I watched an interesting discussion on youtube about contagion/outbreak movies. You know the plot. An outbreak of some virus has decimated the human population but there is one person who can save humanity because they have an immunity and the film revolves about getting this person to the scientists who will develop a vaccine from his blood and save mankind.
Except we know what will really happen is scientists will develop a vaccine and people will refuse to take it because they think it's a way for the government to control you or bill Gates has put tracking chips in the vaccine or some other nonsense reason.

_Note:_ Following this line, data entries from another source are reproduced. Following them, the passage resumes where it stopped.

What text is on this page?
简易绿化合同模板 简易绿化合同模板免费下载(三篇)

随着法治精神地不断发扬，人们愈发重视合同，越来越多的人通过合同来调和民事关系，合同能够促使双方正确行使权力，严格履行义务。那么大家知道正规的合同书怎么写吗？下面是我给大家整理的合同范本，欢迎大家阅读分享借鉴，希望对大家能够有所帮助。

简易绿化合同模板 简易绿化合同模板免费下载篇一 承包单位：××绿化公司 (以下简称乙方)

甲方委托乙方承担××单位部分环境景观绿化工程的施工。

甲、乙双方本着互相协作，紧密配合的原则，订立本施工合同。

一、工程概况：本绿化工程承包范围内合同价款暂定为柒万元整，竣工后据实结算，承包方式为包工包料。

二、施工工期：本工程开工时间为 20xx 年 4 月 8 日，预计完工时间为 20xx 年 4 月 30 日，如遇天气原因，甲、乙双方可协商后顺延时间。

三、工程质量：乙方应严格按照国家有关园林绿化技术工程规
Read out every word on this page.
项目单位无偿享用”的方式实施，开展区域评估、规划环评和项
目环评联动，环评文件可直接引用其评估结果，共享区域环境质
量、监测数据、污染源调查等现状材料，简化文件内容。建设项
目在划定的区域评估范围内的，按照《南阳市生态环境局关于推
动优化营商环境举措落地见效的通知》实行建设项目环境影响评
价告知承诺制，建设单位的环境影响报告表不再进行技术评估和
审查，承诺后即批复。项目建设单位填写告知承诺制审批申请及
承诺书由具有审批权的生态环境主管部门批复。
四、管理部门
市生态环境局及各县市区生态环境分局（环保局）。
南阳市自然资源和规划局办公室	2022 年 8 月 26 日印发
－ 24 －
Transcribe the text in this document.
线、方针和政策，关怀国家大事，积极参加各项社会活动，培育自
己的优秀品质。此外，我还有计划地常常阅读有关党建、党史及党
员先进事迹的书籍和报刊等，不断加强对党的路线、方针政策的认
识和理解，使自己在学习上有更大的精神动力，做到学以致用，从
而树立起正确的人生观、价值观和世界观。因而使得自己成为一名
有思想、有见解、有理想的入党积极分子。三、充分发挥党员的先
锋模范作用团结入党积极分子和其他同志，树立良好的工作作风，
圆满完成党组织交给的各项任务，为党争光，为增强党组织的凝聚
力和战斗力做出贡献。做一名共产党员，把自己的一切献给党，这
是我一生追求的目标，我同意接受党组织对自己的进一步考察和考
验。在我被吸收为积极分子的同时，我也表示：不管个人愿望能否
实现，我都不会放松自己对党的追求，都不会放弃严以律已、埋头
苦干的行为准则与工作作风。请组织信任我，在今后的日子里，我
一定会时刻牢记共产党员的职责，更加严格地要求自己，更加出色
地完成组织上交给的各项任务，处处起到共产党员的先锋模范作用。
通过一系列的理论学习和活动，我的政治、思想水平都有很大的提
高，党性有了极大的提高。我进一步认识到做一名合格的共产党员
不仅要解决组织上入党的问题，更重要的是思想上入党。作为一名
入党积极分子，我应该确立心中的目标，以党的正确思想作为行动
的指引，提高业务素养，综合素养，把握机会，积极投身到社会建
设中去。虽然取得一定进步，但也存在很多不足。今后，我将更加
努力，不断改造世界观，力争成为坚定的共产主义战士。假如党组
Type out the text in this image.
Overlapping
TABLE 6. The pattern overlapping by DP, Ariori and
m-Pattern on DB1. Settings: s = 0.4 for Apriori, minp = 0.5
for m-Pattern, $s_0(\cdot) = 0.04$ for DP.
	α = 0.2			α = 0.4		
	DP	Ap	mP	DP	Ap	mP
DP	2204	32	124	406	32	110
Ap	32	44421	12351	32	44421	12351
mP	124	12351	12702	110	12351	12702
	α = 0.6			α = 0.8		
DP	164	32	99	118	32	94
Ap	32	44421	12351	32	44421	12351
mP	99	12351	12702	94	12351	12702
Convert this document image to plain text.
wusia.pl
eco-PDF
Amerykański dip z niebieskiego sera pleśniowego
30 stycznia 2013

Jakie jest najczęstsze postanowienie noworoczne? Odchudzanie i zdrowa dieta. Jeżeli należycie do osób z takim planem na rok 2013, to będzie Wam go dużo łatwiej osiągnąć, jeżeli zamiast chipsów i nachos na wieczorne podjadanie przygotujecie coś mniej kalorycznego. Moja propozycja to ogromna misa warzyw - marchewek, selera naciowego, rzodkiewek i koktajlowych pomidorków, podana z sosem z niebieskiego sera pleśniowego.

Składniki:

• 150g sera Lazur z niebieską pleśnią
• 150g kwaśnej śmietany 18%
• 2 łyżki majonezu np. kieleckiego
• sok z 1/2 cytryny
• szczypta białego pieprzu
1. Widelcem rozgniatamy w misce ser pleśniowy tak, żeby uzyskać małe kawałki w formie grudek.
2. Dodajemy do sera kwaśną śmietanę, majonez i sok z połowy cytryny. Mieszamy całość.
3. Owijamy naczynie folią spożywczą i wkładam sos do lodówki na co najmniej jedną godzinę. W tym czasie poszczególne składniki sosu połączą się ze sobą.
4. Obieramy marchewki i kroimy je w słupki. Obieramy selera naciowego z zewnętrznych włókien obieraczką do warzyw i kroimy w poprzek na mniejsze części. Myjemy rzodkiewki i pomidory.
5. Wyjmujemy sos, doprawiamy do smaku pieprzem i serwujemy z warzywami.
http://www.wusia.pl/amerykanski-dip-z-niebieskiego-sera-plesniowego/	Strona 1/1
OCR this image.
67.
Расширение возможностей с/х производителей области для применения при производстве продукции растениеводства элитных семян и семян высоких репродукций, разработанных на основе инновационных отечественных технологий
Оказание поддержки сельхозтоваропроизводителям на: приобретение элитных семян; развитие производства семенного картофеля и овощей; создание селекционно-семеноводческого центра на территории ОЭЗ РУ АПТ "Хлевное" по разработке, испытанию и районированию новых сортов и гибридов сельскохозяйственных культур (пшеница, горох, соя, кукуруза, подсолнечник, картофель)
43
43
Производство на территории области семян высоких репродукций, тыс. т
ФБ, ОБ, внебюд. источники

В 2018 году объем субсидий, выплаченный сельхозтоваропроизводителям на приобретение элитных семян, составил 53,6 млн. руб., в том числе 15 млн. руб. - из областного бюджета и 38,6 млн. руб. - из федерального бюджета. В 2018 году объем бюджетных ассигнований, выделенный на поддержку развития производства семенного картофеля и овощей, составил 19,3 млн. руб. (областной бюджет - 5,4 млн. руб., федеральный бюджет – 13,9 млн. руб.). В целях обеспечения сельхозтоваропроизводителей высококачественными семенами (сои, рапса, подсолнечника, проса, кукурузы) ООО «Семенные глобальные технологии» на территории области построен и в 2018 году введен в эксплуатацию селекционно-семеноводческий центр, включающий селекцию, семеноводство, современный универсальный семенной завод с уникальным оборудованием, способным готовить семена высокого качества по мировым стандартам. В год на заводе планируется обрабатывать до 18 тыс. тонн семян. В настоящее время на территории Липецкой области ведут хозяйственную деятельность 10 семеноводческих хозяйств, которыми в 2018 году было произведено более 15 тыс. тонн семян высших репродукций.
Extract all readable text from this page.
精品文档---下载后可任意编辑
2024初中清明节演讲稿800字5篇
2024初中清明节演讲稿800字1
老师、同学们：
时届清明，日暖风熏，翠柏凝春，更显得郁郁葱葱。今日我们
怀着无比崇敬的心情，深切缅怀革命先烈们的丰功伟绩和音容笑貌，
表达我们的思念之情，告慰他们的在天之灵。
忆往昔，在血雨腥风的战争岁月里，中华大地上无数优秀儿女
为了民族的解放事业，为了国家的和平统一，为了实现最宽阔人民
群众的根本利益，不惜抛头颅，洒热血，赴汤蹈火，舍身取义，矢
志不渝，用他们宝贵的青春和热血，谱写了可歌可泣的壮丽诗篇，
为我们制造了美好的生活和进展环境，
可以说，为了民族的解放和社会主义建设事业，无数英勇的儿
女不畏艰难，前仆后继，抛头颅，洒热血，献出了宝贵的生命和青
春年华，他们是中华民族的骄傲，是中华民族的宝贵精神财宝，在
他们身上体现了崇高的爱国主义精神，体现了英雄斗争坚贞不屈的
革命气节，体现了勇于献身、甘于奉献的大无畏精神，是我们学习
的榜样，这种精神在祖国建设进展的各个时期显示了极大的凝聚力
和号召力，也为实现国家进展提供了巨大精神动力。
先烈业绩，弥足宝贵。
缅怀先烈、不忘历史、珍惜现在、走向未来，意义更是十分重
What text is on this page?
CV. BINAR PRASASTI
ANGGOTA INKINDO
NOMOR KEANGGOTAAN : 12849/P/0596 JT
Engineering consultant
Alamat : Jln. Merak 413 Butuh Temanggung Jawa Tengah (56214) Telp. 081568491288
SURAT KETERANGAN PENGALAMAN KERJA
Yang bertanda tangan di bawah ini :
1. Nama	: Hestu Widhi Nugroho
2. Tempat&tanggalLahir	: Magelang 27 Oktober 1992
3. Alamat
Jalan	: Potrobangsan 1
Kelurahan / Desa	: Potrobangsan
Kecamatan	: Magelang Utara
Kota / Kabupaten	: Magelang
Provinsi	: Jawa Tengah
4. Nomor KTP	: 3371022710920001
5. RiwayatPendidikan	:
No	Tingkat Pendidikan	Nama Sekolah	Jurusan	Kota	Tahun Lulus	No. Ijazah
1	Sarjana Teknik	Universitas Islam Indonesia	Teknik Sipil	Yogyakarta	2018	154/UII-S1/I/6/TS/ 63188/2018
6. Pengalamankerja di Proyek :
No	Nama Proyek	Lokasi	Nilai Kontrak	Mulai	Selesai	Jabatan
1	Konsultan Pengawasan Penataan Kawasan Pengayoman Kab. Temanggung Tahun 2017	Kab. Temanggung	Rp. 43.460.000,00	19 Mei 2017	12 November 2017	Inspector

When I first played last of us, I said on the thread here that Joel was a selfish asshole for putting his attachment to Ellie as a substitute for his daugher before the fate of humanity and Ellie's own will to die for that cause if that's what it would take. I was called heartless by most people then.

Funny what fear, paranoia and propaganda can do to people.
 
Except we know what will really happen is scientists will develop a vaccine and people will refuse to take it because they think it's a way for the government to control you or bill Gates has put tracking chips in the vaccine or some other nonsense reason.
Well so far it seems that developing a vaccine to actually stop a respiratory disease is beyond us, so i think both situations you refer to (the world getting saved by the vaccine & people refusing vaccines mainly because of them containing chips) don't really apply
 
Well so far it seems that developing a vaccine to actually stop a respiratory disease is beyond us, so i think both situations you refer to (the world getting saved by the vaccine & people refusing vaccines mainly because of them containing chips) don't really apply

Vaccines for pertussis seem to work reasonably well.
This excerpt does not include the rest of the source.